崔灵被问得莫名心虚。虽然是十五将鸡给烤了,但大部分都是进她肚子里了。
“许是去哪里溜达了吧……”崔灵嘿嘿一笑。
“灵丫头,你这奴隶可真能干啊。跟婶子说实话,这是买来的吧?”刘婶子又笑眯眯地说,“瞧这院子收拾得多利索,连水缸的水都倒满了。”
“这么能干的奴隶得花不少银子吧?”刘婶子话锋一转,“可是你爹近来在军中领了什么奖赏?”
瞧瞧,在这儿等着她呢。
这无论到哪个时代啊,都逃不过这些家长里短的打听。
崔灵抿嘴一笑,指尖轻轻摩挲着茶盏边缘:“婶子说笑了,近来临江城太平的很,哪有什么奖赏的机会。
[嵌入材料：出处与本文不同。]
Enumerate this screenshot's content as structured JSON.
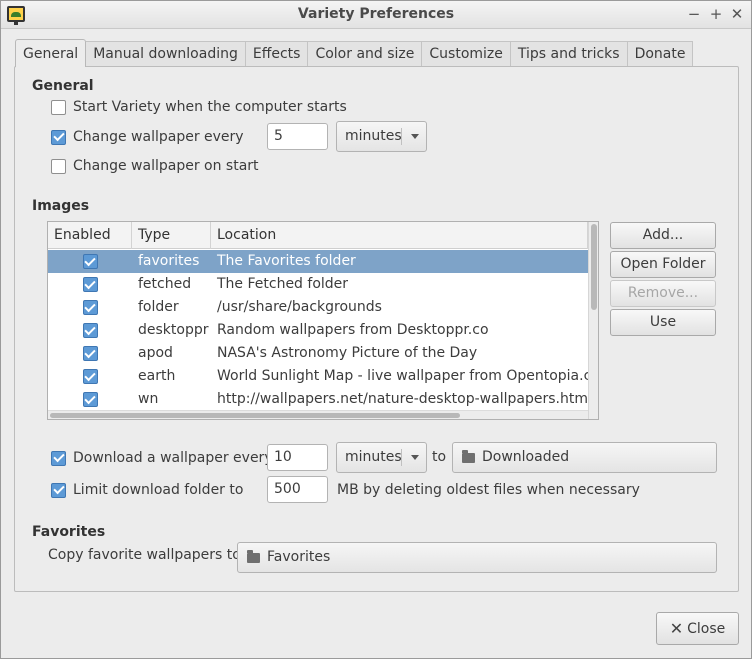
{
  "window": {
    "title": "Variety Preferences",
    "minimize": "−",
    "maximize": "+",
    "close": "✕"
  },
  "tabs": [
    "General",
    "Manual downloading",
    "Effects",
    "Color and size",
    "Customize",
    "Tips and tricks",
    "Donate"
  ],
  "general": {
    "title": "General",
    "start_on_boot": {
      "label": "Start Variety when the computer starts",
      "checked": false
    },
    "change_every": {
      "label": "Change wallpaper every",
      "checked": true,
      "value": "5",
      "unit": "minutes"
    },
    "change_on_start": {
      "label": "Change wallpaper on start",
      "checked": false
    }
  },
  "images": {
    "title": "Images",
    "columns": [
      "Enabled",
      "Type",
      "Location"
    ],
    "rows": [
      {
        "enabled": true,
        "type": "favorites",
        "location": "The Favorites folder",
        "selected": true
      },
      {
        "enabled": true,
        "type": "fetched",
        "location": "The Fetched folder",
        "selected": false
      },
      {
        "enabled": true,
        "type": "folder",
        "location": "/usr/share/backgrounds",
        "selected": false
      },
      {
        "enabled": true,
        "type": "desktoppr",
        "location": "Random wallpapers from Desktoppr.co",
        "selected": false
      },
      {
        "enabled": true,
        "type": "apod",
        "location": "NASA's Astronomy Picture of the Day",
        "selected": false
      },
      {
        "enabled": true,
        "type": "earth",
        "location": "World Sunlight Map - live wallpaper from Opentopia.com",
        "selected": false
      },
      {
        "enabled": true,
        "type": "wn",
        "location": "http://wallpapers.net/nature-desktop-wallpapers.html",
        "selected": false
      }
    ],
    "buttons": {
      "add": "Add...",
      "open_folder": "Open Folder",
      "remove": "Remove...",
      "use": "Use"
    }
  },
  "download": {
    "label": "Download a wallpaper every",
    "checked": true,
    "value": "10",
    "unit": "minutes",
    "to_label": "to",
    "folder": "Downloaded"
  },
  "limit": {
    "label": "Limit download folder to",
    "checked": true,
    "value": "500",
    "suffix": "MB by deleting oldest files when necessary"
  },
  "favorites": {
    "title": "Favorites",
    "label": "Copy favorite wallpapers to",
    "folder": "Favorites"
  },
  "footer": {
    "close_label": "Close"
  },
  "colors": {
    "selection": "#7ea3c8",
    "check": "#5d9ad6"
  }
}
”
“哎呦,这城里可不太平。”刘婶一听,立马接上崔灵的话。
“城东的斗兽场灵丫头你知道吗?就是那个首富贺万的场子 ,前两日竟然走水啦!听说内院被烧得干干净净,贺万和姜嫣嫣啊,都烧死在里头了!那些兽奴,都趁乱跑出来了!”
崔灵被茶噎了下,她放下茶盏,睁大眼睛惊讶道:“竟有这事?”
刘婶子使了个眼色,眉飞色舞地讲道:“可不嘛!灵丫头你肯定这几日都不曾外出,这外头啊,把这事都传得沸沸扬扬。”
她压低声音继续说,“都说是贺万赚得钱不干净,遭报应啦!”
崔灵无比震惊地消化着这个瓜,感叹人生无常,一时无话。
十五在院角的柴堆前沉默地挥着斧头,锋利的斧刃在阳光下闪着冷光。随着“咔嚓”一声脆响,圆木应声裂成两半。
他的动作干脆利落,每一斧下去都精准地落在木纹上。